One market participant said the syndicate appeared to have marketed the deal at a reasonable valuation, with the bonds trading around par in the grey market immediately after pricing. They then opened 25bp higher in secondary trading early Tuesday morning before advancing to 101.45%/101.95% by Tuesday close according to one broker. At this level, they were yielding -0.2875%/-0.3855%.

One source close to the deal said there was decent demand thanks to the stock’s high liquidity and abundant stock borrow. Overall, the book closed about two times covered.

Syndicate bankers calculated a bond floor of 92.5% and implied volatility of around 27% – 28% for the new bond, based on underlying assumptions of a credit spread of 150bp and stock borrow at 50bp.

The bond has a theoretical value of around 105% on a 40% volatility assumption.

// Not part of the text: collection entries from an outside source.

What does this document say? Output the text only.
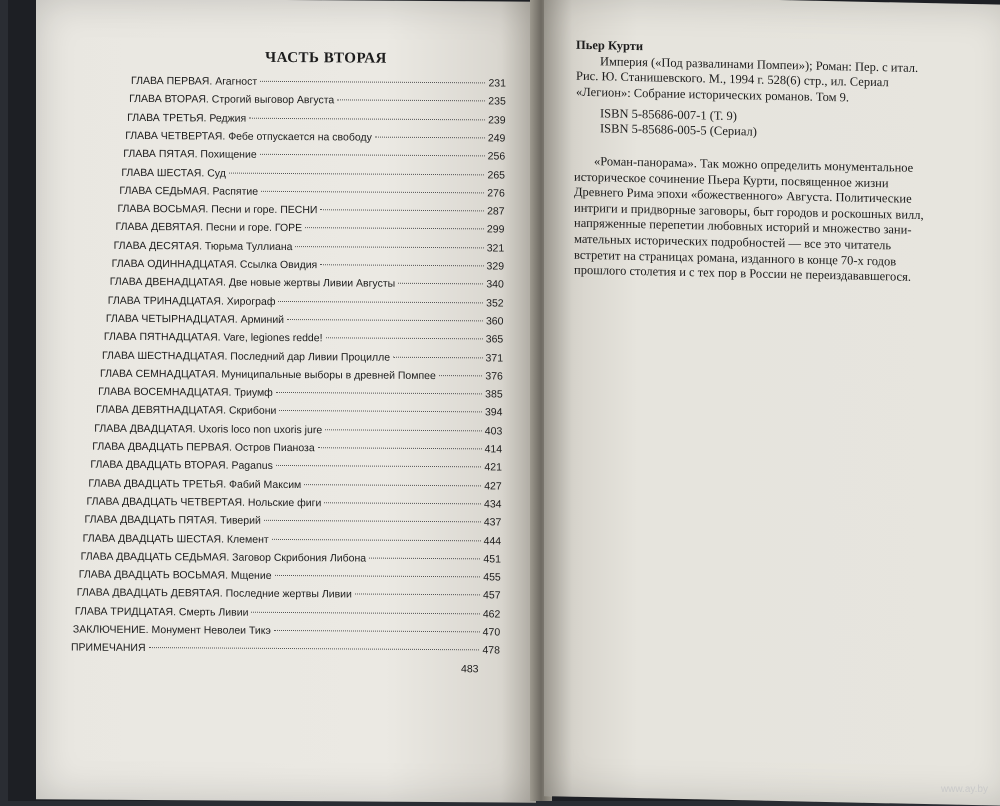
ЧАСТЬ ВТОРАЯ
ГЛАВА ПЕРВАЯ. Агагност	231
ГЛАВА ВТОРАЯ. Строгий выговор Августа	235
ГЛАВА ТРЕТЬЯ. Реджия	239
ГЛАВА ЧЕТВЕРТАЯ. Фебе отпускается на свободу	249
ГЛАВА ПЯТАЯ. Похищение	256
ГЛАВА ШЕСТАЯ. Суд	265
ГЛАВА СЕДЬМАЯ. Распятие	276
ГЛАВА ВОСЬМАЯ. Песни и горе. ПЕСНИ	287
ГЛАВА ДЕВЯТАЯ. Песни и горе. ГОРЕ	299
ГЛАВА ДЕСЯТАЯ. Тюрьма Туллиана	321
ГЛАВА ОДИННАДЦАТАЯ. Ссылка Овидия	329
ГЛАВА ДВЕНАДЦАТАЯ. Две новые жертвы Ливии Августы	340
ГЛАВА ТРИНАДЦАТАЯ. Хирограф	352
ГЛАВА ЧЕТЫРНАДЦАТАЯ. Арминий	360
ГЛАВА ПЯТНАДЦАТАЯ. Vare, legiones redde!	365
ГЛАВА ШЕСТНАДЦАТАЯ. Последний дар Ливии Процилле	371
ГЛАВА СЕМНАДЦАТАЯ. Муниципальные выборы в древней Помпее	376
ГЛАВА ВОСЕМНАДЦАТАЯ. Триумф	385
ГЛАВА ДЕВЯТНАДЦАТАЯ. Скрибони	394
ГЛАВА ДВАДЦАТАЯ. Uxoris loco non uxoris jure	403
ГЛАВА ДВАДЦАТЬ ПЕРВАЯ. Остров Пианоза	414
ГЛАВА ДВАДЦАТЬ ВТОРАЯ. Paganus	421
ГЛАВА ДВАДЦАТЬ ТРЕТЬЯ. Фабий Максим	427
ГЛАВА ДВАДЦАТЬ ЧЕТВЕРТАЯ. Нольские фиги	434
ГЛАВА ДВАДЦАТЬ ПЯТАЯ. Тиверий	437
ГЛАВА ДВАДЦАТЬ ШЕСТАЯ. Клемент	444
ГЛАВА ДВАДЦАТЬ СЕДЬМАЯ. Заговор Скрибония Либона	451
ГЛАВА ДВАДЦАТЬ ВОСЬМАЯ. Мщение	455
ГЛАВА ДВАДЦАТЬ ДЕВЯТАЯ. Последние жертвы Ливии	457
ГЛАВА ТРИДЦАТАЯ. Смерть Ливии	462
ЗАКЛЮЧЕНИЕ. Монумент Неволеи Тикэ	470
ПРИМЕЧАНИЯ	478
483
Пьер Курти
Империя («Под развалинами Помпеи»); Роман: Пер. с итал.
Рис. Ю. Станишевского. М., 1994 г. 528(6) стр., ил. Сериал
«Легион»: Собрание исторических романов. Том 9.
ISBN 5-85686-007-1 (Т. 9)
ISBN 5-85686-005-5 (Сериал)
«Роман-панорама». Так можно определить монументальное
историческое сочинение Пьера Курти, посвященное жизни
Древнего Рима эпохи «божественного» Августа. Политические
интриги и придворные заговоры, быт городов и роскошных вилл,
напряженные перепетии любовных историй и множество зани-
мательных исторических подробностей — все это читатель
встретит на страницах романа, изданного в конце 70-х годов
прошлого столетия и с тех пор в России не переиздававшегося.
www.ay.by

However, some market participants described the terms as “too generous” given the ups and downs the stock has gone through in a highly volatile year for Chinese stocks.

CRCC is also expected to be one of the chief beneficiaries of the government’s One Belt, One Road strategy so some investors may have purchased the deal confident they have got in at a good level ahead of future market stabilization.  “We think rational investors may sooner or later realize the convertible bond issuance does not violate the interest of shareholders, especially for those who purchases the shares below HK$10,” DBS said in a research note.

Most of the company’s existing debt is denominated in renminbi, so the new bond issue could also help diversity the A3/A- rated company’s currency and credit risk. 

JP Morgan, CICC and UBS were joint bookrunners.

New rules

CRCC’s new issue is the first H-share convertible bond since Sinopec’s $1.5 billion deal in 2007. It is also the first equity-linked deal since the National Development and Reform Commission unveiled a revised set of debt issuance rules last September, simplifying the approval process for issuing offshore debt.

Under the new regime, issuers are required to file their applications before issuing offshore debt and the NDRC will approve it within five working days. They are then required to submit finalised details within 10 days of completing the sale.

Other companies that have already filed to issue offshore convertible debt include locomotive maker CRRC and construction giant China Railway Group.